Ada bandara gagal dan jalan tol yang realiasi lalu-lintasnya tidak seindah studinya. Ada juga kereta cepat, yang biayanya selangit dan proses konstruksinya sarat masalah. Soal ini, Nikkei Asia berkomentar: ”there was no proper analysis of which infrastructure projects would boost growth and productivity the most” (tidak ada analisis yang tepat mengenai proyek infrastruktur mana yang paling mendorong pertumbuhan dan produktivitas).
Kini, Sri Lanka didera krisis dengan utang yang menggunung. Padahal, beberapa bulan sebelum chaos terjadi, beberapa metrik ekonomi Sri Lanka terlihat lebih bagus daripada India. Artinya, ukuran numerik tidak selalu bisa jadi acuan.

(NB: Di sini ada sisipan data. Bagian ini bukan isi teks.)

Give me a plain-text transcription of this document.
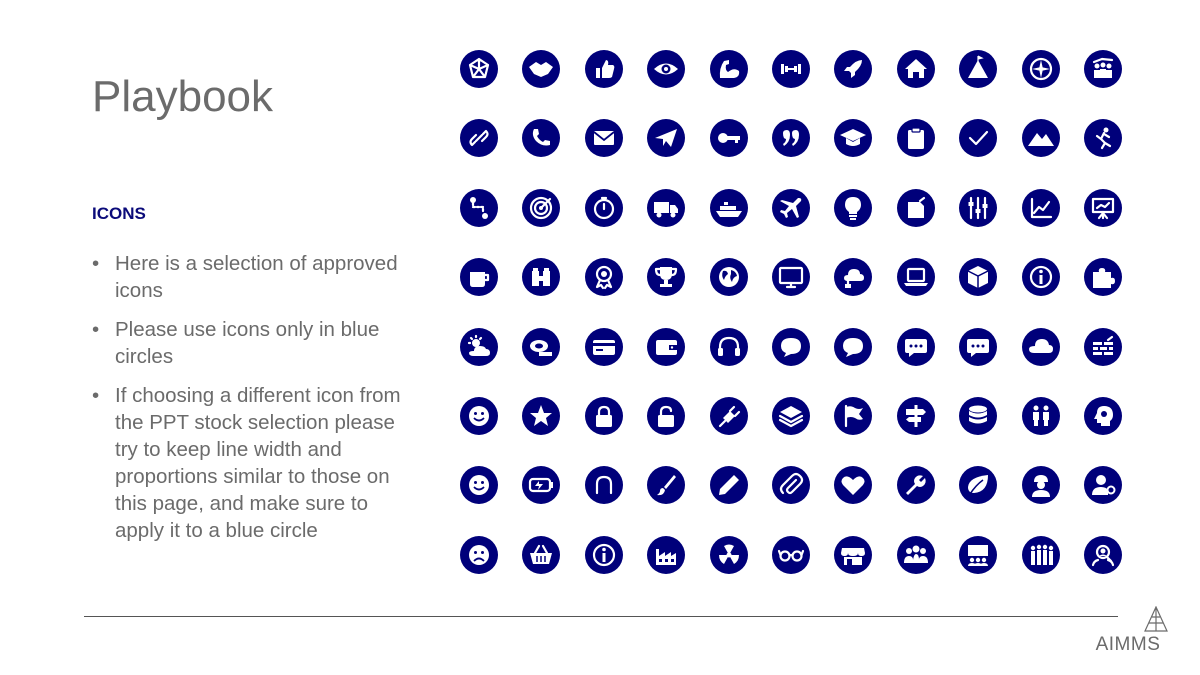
Playbook
ICONS
• Here is a selection of approved icons
• Please use icons only in blue circles
• If choosing a different icon from the PPT stock selection please try to keep line width and proportions similar to those on this page, and make sure to apply it to a blue circle
AIMMS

Dari Hambantota kita belajar, bahwa infrastruktur mesti dibangun dengan sehat, yang tidak hanya soal gagah-gagahan. Momen telah menjadi monumen. Hambantota adalah tugu peringatan – yang sangat mahal – soal rezim pemburu rente dan kesejahteraan umum yang dikorbankan. Lantas pakah proyek Kereta Api Cepat Jakarta-Bandung, atau Ibu Kota Negara Nusantara bakalan buntung dan bernasib sama dengan Pelabuhan Hambantota? Semoga tidak. Wallahua’lam. (tim/literasiislam)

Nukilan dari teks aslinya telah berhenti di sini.